Diplomaside genellikle taraflar arasında birçok sorun bulunduğunda başvurulan istikşafi görüşme yönteminde, taraflar arasında diyaloğun geliştirilmesi hedefleniyor. Karar almadan önce iki tarafın da görüş ve tezlerinin ele alındığı istikşafi görüşmelerde, genellikle sorunlar paket halinde ele alınıyor ve tüm sorunların çözülmesi amaçlanıyor.

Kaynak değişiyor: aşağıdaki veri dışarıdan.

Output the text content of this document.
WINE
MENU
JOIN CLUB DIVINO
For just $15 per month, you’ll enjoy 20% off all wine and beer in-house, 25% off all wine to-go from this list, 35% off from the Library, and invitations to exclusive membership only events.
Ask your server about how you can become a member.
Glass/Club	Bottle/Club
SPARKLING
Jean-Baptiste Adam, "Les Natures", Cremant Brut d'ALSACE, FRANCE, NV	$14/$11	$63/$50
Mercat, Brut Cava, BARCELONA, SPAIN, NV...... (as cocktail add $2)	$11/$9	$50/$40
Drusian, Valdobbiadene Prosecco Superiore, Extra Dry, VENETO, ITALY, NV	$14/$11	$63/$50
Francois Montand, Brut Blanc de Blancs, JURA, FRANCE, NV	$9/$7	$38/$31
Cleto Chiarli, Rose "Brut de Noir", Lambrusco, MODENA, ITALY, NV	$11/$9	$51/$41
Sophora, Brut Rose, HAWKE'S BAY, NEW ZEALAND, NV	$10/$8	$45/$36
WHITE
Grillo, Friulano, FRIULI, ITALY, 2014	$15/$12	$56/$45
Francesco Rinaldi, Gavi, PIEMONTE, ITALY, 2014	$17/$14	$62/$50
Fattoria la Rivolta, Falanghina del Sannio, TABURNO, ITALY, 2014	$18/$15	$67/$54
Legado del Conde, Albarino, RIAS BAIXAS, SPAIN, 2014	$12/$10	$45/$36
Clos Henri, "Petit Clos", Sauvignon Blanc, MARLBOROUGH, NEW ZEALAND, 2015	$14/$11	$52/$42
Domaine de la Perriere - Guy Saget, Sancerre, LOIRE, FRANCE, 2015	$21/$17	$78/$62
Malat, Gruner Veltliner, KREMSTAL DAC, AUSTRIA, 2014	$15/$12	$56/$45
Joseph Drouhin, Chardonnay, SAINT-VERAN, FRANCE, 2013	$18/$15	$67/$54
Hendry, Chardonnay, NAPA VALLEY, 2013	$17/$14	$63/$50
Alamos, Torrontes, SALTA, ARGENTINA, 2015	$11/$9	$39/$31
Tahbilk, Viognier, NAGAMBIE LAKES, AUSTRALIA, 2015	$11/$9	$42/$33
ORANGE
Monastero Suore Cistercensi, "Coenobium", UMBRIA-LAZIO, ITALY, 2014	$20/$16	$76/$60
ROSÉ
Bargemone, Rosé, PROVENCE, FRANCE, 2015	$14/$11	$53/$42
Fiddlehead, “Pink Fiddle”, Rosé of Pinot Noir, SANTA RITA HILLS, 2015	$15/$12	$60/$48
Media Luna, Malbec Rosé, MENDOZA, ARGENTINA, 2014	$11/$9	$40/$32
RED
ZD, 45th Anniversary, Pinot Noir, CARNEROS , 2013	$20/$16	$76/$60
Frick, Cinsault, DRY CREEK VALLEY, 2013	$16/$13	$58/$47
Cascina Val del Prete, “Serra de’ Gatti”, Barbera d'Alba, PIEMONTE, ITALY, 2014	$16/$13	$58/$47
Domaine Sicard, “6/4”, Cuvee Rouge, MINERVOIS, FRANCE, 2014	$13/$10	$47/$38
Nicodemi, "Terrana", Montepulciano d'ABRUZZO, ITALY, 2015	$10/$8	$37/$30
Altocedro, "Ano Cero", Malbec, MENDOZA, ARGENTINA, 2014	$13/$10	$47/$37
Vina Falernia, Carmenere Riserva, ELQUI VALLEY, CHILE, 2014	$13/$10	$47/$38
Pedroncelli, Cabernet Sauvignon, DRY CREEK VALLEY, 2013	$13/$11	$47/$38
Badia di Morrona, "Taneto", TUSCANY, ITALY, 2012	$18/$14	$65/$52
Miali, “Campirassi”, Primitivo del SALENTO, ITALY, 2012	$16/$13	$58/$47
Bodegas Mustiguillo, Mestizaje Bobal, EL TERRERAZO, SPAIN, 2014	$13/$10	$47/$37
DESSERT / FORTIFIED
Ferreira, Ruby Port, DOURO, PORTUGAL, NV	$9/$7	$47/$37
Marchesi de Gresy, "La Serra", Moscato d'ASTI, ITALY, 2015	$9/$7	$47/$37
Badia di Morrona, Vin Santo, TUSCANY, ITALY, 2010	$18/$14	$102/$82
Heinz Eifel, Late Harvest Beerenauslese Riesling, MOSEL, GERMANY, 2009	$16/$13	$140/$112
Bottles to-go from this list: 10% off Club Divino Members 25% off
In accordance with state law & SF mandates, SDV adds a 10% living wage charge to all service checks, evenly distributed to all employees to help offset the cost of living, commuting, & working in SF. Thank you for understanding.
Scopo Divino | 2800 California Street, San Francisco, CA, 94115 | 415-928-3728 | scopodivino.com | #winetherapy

Türkiye ve Yunanistan dışişleri bakanlıkları arasında gerçekleştirilen istikşafi görüşmelerin gündem ve içeriği ise gizli tutulsa da iki ülkenin masada tartıştığı meselelerin sınırlı olduğu biliniyor.
Görüşmelerle, Ege sorunlarına her iki tarafın da kabul edebileceği "adil, kalıcı ve kapsamlı" bir çözüm zemini oluşturulmak isteniyor.
EGE VE DOĞU AKDENİZ
Ege sorunlarının uluslararası hukuka uygun barışçıl yöntemlerle çözülmesi gerektiğine inanan Türkiye, Yunanistan'la Ege'de başlıca kara suları, kıta sahanlığı, adaların silahsızlandırılması, coğrafi formasyonların yasal statüsü, ulusal hava sahasının genişliği alanlarında yaşadığı anlaşmazlıkların bir bütün olarak ele alınması istediğini her fırsatta vurguluyor.
Öte yandan Türkiye, Doğu Akdeniz'de kıta sahanlığı ve münhasır ekonomik bölge (MEB) sınırlandırılmasında her şeyden önce hakkaniyet, adalet ve iş birliğinden yana bir tutum sergileyerek kendi haklarını korumasının yanı sıra Kuzey Kıbrıs Türk Cumhuriyeti (KKTC) halkının haklarını da korumayı amaçlıyor.